Divulgação: passeiweb.com

Planos de expansão ainda estão longe de aproveitar o potencial de 143 GW do país


As turbinas movidas pela força dos ventos são uma fonte limpa e renovável de energia, porém não constam como prioridade nos planos oficiais de geração energética, revela pesquisa do Instituto de Eletrotécnica e Energia (IEE) da USP. A capacidade atual instalada é de 1 Gigawatt (GW), o que representa apenas 0,88% do total da energia disponível no Brasil.
O trabalho da pesquisadora Juliana Chade mostra que os planos existentes podem aumentar essa capacidade para 6 GW até 2019, muito abaixo do potencial eólico do país, estimado em 143 GW.
O plano decenal da Empresa de Pesquisa Energética (EPE), órgão do governo federal, insere a energia eólica como alternativa ao atendimento da carga.


De acordo com Juliana, o custo do investimento pode ser a maior dificuldade para a inserção da energia eólica no Brasil:


- Mas os custos tendem a ser reduzidos com o aprendizado da tecnologia e os incentivos governamentais.
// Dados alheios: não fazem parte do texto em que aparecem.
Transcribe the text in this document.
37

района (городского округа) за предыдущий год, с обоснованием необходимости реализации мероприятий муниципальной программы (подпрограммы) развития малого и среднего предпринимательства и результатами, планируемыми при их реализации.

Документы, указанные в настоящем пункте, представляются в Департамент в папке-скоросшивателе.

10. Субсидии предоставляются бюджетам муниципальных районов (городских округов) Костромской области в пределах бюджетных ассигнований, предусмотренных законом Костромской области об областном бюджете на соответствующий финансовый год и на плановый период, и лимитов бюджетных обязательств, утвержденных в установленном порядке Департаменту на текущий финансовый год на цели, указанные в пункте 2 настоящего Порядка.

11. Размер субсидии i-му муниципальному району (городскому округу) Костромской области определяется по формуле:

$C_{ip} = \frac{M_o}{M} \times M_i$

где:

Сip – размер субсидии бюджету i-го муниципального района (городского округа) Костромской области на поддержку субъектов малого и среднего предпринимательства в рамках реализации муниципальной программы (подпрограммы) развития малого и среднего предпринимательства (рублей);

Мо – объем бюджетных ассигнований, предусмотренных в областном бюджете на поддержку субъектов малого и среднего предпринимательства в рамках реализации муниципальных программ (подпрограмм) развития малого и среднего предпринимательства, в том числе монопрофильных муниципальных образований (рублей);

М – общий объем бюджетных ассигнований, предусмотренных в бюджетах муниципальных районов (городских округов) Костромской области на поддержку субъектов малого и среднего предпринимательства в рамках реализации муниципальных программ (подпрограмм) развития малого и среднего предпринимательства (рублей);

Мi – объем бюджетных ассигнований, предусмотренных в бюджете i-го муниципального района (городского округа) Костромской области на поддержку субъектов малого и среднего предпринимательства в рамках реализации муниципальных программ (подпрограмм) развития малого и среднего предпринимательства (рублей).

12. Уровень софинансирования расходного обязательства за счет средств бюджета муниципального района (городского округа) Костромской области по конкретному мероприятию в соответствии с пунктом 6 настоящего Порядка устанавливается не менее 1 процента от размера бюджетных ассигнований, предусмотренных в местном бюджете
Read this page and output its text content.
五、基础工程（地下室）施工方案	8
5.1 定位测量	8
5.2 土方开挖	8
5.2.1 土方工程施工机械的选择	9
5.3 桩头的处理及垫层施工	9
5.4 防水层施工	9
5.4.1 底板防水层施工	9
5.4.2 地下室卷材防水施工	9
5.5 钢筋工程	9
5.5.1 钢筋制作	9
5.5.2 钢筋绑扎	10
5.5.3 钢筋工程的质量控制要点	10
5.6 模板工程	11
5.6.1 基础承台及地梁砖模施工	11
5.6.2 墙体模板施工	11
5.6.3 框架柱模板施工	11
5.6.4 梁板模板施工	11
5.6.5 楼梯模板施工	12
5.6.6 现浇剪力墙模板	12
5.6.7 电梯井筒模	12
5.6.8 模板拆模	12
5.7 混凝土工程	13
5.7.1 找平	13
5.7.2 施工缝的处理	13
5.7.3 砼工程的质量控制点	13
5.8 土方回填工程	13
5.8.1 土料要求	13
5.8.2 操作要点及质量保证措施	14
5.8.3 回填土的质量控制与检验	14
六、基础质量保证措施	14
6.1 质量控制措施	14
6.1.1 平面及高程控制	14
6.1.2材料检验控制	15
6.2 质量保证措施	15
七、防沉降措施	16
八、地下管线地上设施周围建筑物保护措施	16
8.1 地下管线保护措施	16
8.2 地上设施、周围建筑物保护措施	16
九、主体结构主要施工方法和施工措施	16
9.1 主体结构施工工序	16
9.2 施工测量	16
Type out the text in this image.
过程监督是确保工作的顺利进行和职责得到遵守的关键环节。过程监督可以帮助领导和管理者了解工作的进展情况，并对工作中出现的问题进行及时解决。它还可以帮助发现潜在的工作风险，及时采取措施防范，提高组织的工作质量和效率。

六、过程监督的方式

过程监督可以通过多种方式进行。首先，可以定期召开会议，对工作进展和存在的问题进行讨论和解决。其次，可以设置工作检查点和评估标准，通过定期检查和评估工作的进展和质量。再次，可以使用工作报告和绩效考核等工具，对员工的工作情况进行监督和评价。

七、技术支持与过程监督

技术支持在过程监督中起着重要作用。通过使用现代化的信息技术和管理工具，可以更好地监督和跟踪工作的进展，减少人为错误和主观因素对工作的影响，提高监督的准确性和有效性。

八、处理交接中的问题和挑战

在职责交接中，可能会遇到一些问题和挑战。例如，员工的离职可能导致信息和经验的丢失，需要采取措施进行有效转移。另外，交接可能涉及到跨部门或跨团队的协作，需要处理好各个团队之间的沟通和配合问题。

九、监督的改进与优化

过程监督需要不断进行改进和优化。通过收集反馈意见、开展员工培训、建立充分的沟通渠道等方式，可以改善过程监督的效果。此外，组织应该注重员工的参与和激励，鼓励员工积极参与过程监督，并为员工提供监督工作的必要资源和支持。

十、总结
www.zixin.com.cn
Outra dificuldade seria a falta de histórico de medição de ventos, pois dados de medição de longo prazo conduzem a projetos mais eficientes e com menos risco de incerteza na previsão de geração.- Ele prevê uma capacidade instalada de aproximadamente 6 GW em 2019. Entretanto, o plano energético oficial, com horizonte até 2030, elaborado pela EPE, dá ênfase à geração térmica, ao gás natural, carvão e nuclear, como alternativa de complementação à geração hídrica - afirmou a pesquisadora.
A pesquisadora lembra que o Brasil conta com um histórico pequeno de tecnologia eólica e necessita treinar pessoas para manutenção e operação das usinas:
- É preciso uma estratégia de inserção de fontes eólicas por meio de pacotes de fornecimento com a progressiva nacionalização da cadeia produtiva. Além disso, deve haver mecanismos de mobilidade de ciência e tecnologia para desenvolvimento da infraestrutura e logística, com programas de incentivos tecnológicos, recursos humanos, pesquisa, materiais e componentes, a fim de se obter ganho de escala na indústria.

Alto potencial no Sul e no Nordeste



Segundo o Atlas do Potencial Eólico Brasileiro, publicado pelo Centro Brasileiro de Referência para as Energias Solar e Eólica (CRESESB) da Eletrobrás, o Brasil tem um potencial eólico de 143 GW, valor analisado em 2001, quando haviam menores torres e ventos a 50 metros de altura.
- Hoje há torres mais altas, o que aumentaria o potencial estudado. A Região Nordeste tem aproximadamente metade do potencial do Brasil. Outra região que se destaca é o litoral e o interior do Rio Grande do Sul, que apresentam as maiores velocidades de ventos para a geração de energia - afirma a pesquisadora.
A energia eólica é uma fonte alternativa de energia renovável, diferentemente das fontes térmicas de combustíveis fósseis, que, além dos custos com combustível, geram gases de efeito estufa.
- A eólica apresenta características de geração distribuída, o que reduz perdas na transmissão e a necessidade de investimentos de ampliação da rede - observa Juliana.
A pesquisadora acrescenta que existem fábricas de pás e turbinas eólicas no Brasil, apesar de alguns materiais serem importados para a construção dos parques.
- Nos últimos leilões de energia que contaram com fontes eólicas, em 2009 e 2010, houve uma maior participação da tecnologia e também uma redução em seus preços - completa.